The Cisco SD-WAN solution is composed of four main components, each with a specific role:
vManage serves as the management plane, providing a centralized platform for monitoring and managing the SD-WAN fabric.
vBond serves as the orchestrator and authenticator plane, providing secure device authentication and zero-touch provisioning.
vSmart serves as the control plane, providing centralized control and policy management.
vEdge/cEdge devices serve as the data plane.
One of the key features of SDN/SD-WAN is the separation of the Control Plane and Data Plane, and this separation is what allows SD-WAN solutions like cisco SD-WAN to scale up to thousands of branches.
In the Viptela solution, the Control Plane is centralized in the vSmart Controller, which manages the entire SD-WAN fabric. The Data Plane, on the other hand, is distributed across the SD-WAN devices deployed at each branch location.
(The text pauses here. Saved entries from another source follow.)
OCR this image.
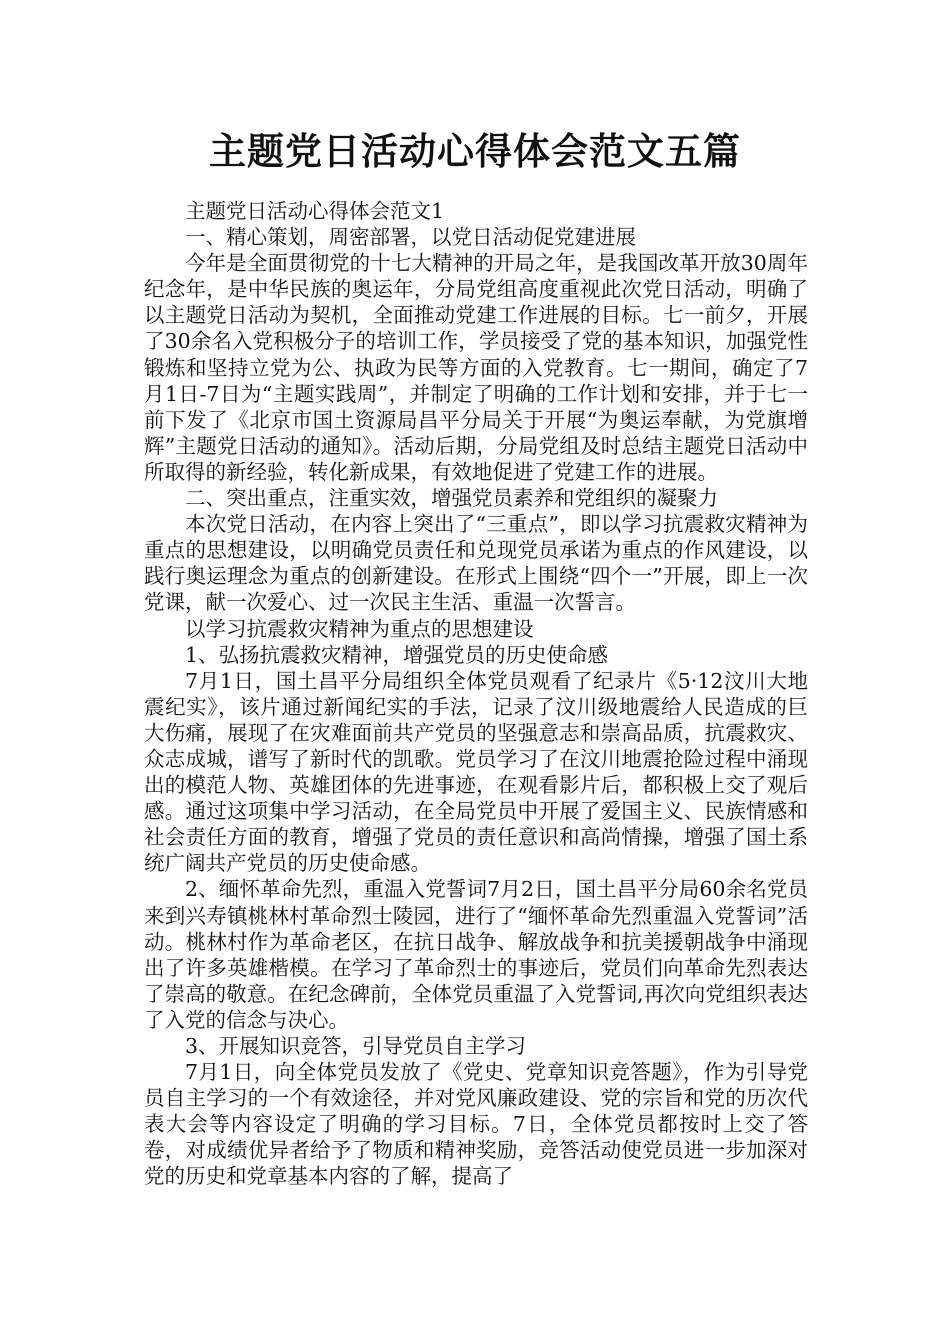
主题党日活动心得体会范文五篇

主题党日活动心得体会范文1

一、精心策划，周密部署，以党日活动促党建进展

今年是全面贯彻党的十七大精神的开局之年，是我国改革开放30周年纪念年，是中华民族的奥运年，分局党组高度重视此次党日活动，明确了以主题党日活动为契机，全面推动党建工作进展的目标。七一前夕，开展了30余名入党积极分子的培训工作，学员接受了党的基本知识，加强党性锻炼和坚持立党为公、执政为民等方面的入党教育。七一期间，确定了7月1日-7日为“主题实践周”，并制定了明确的工作计划和安排，并于七一前下发了《北京市国土资源局昌平分局关于开展“为奥运奉献，为党旗增辉”主题党日活动的通知》。活动后期，分局党组及时总结主题党日活动中所取得的新经验，转化新成果，有效地促进了党建工作的进展。

二、突出重点，注重实效，增强党员素养和党组织的凝聚力

本次党日活动，在内容上突出了“三重点”，即以学习抗震救灾精神为重点的思想建设，以明确党员责任和兑现党员承诺为重点的作风建设，以践行奥运理念为重点的创新建设。在形式上围绕“四个一”开展，即上一次党课，献一次爱心、过一次民主生活、重温一次誓言。

以学习抗震救灾精神为重点的思想建设

1、弘扬抗震救灾精神，增强党员的历史使命感

7月1日，国土昌平分局组织全体党员观看了纪录片《5·12汶川大地震纪实》，该片通过新闻纪实的手法，记录了汶川级地震给人民造成的巨大伤痛，展现了在灾难面前共产党员的坚强意志和崇高品质，抗震救灾、众志成城，谱写了新时代的凯歌。党员学习了在汶川地震抢险过程中涌现出的模范人物、英雄团体的先进事迹，在观看影片后，都积极上交了观后感。通过这项集中学习活动，在全局党员中开展了爱国主义、民族情感和社会责任方面的教育，增强了党员的责任意识和高尚情操，增强了国土系统广阔共产党员的历史使命感。

2、缅怀革命先烈，重温入党誓词7月2日，国土昌平分局60余名党员来到兴寿镇桃林村革命烈士陵园，进行了“缅怀革命先烈重温入党誓词”活动。桃林村作为革命老区，在抗日战争、解放战争和抗美援朝战争中涌现出了许多英雄楷模。在学习了革命烈士的事迹后，党员们向革命先烈表达了崇高的敬意。在纪念碑前，全体党员重温了入党誓词,再次向党组织表达了入党的信念与决心。

3、开展知识竞答，引导党员自主学习

7月1日，向全体党员发放了《党史、党章知识竞答题》，作为引导党员自主学习的一个有效途径，并对党风廉政建设、党的宗旨和党的历次代表大会等内容设定了明确的学习目标。7日，全体党员都按时上交了答卷，对成绩优异者给予了物质和精神奖励，竞答活动使党员进一步加深对党的历史和党章基本内容的了解，提高了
This separation of Control Plane and Data Plane allows the Viptela solution to scale up to thousands of branch locations while maintaining a centralized and consistent management model.
Furthermore, the separation of the two planes allows for intelligent traffic routing decisions to be made based on real-time network conditions. The vSmart Controller can dynamically program the SD-WAN devices to route traffic over the most optimal path based on network performance metrics such as latency, packet loss, and jitter.
vMnage Key Features:
- Centralized Management: vManage provides a centralized platform for managing and monitoring network devices such as routers, switches, and firewalls.
- Network Visualization: vManage offers a graphical representation of the network topology, enabling network administrators to quickly identify network devices and their interconnections.
- Configuration Management: vManage provides a user-friendly interface for configuring network devices and policies, simplifying network management and reducing the risk of errors.
- Real-time Monitoring: vManage offers real-time monitoring of network performance metrics such as bandwidth usage, latency, and packet loss, enabling administrators to quickly identify and resolve network issues.
- Troubleshooting: vManage includes powerful troubleshooting tools that enable administrators to quickly diagnose and resolve network issues, minimizing downtime and improving network performance.
- Security Management: vManage includes advanced security management features such as intrusion detection and prevention, enabling administrators to proactively identify and mitigate security threats.
- Compliance Management: vManage includes compliance management features that enable administrators to ensure that the network is in compliance with regulatory requirements and industry best practices.
- API Integration: vManage offers API integration, enabling administrators to integrate vManage with other network management tools and automate network management tasks.
vSmart Key Features:
- Centralized Control Plane: vSmart provides a centralized control plane for the SD-WAN fabric, enabling administrators to configure and manage the entire network from a single location.
- Routing & Policy Management: vSmart offers advanced routing and policy management features, enabling administrators to define and implement complex routing policies based on network conditions and business requirements.
- Dynamic Path Selection: vSmart includes intelligent path selection algorithms that enable the SD-WAN fabric to dynamically route traffic over the most optimal path based on real-time network conditions.
- Security and Encryption: Shares the data plane keys of a vEdge with other vEdges based on the policy to allow them to build the IPSEC tunnel.
- Zero-touch Provisioning: vSmart supports zero-touch provisioning, enabling SD-WAN devices to be automatically provisioned and configured without the need for manual intervention.
- Act As Route Reflector: Acts as a Route reflector by advertising the branches prefixes based on the policy.
- Brain: vSmart acts as the centralized brain of the cisco SD-WAN system,
vBond Key Features:
- Device Authentication: vBond provides secure device authentication using X.509 certificates and a Public Key Infrastructure (PKI), ensuring that only authorized devices can join the SD-WAN fabric.
- Secure Device Onboarding: vBond supports zero-touch device onboarding, enabling new SD-WAN devices to be securely provisioned and added to the network fabric without the need for manual intervention.
- Centralized Management: vBond provides a centralized management platform for SD-WAN devices, enabling administrators to easily manage and monitor the entire network fabric.
- Secure Communication: vBond provides secure communication between SD-WAN devices, enabling them to securely exchange control plane information and route traffic over the SD-WAN fabric.
vEdge/cEdge Key Features:
- Routing and Switching: vEdge provides advanced routing and switching functionality, including support for BGP, OSPF, and static routing, enabling it to seamlessly integrate with existing network infrastructures.
- WAN Optimization: vEdge includes WAN optimization features such as TCP optimization, compression, and deduplication, enabling it to improve application performance and reduce bandwidth utilization.
- Security and Encryption: vEdge includes advanced security and encryption features such as IPsec VPN, SSL VPN, and NAT, ensuring the confidentiality, integrity, and availability of network traffic.
- Zero-touch Provisioning: vEdge supports zero-touch provisioning, enabling it to be automatically provisioned and configured without the need for manual intervention.
- Cloud Integration: vEdge integrates with cloud services such as AWS and Azure, enabling organizations to easily extend their SD-WAN fabric to the cloud.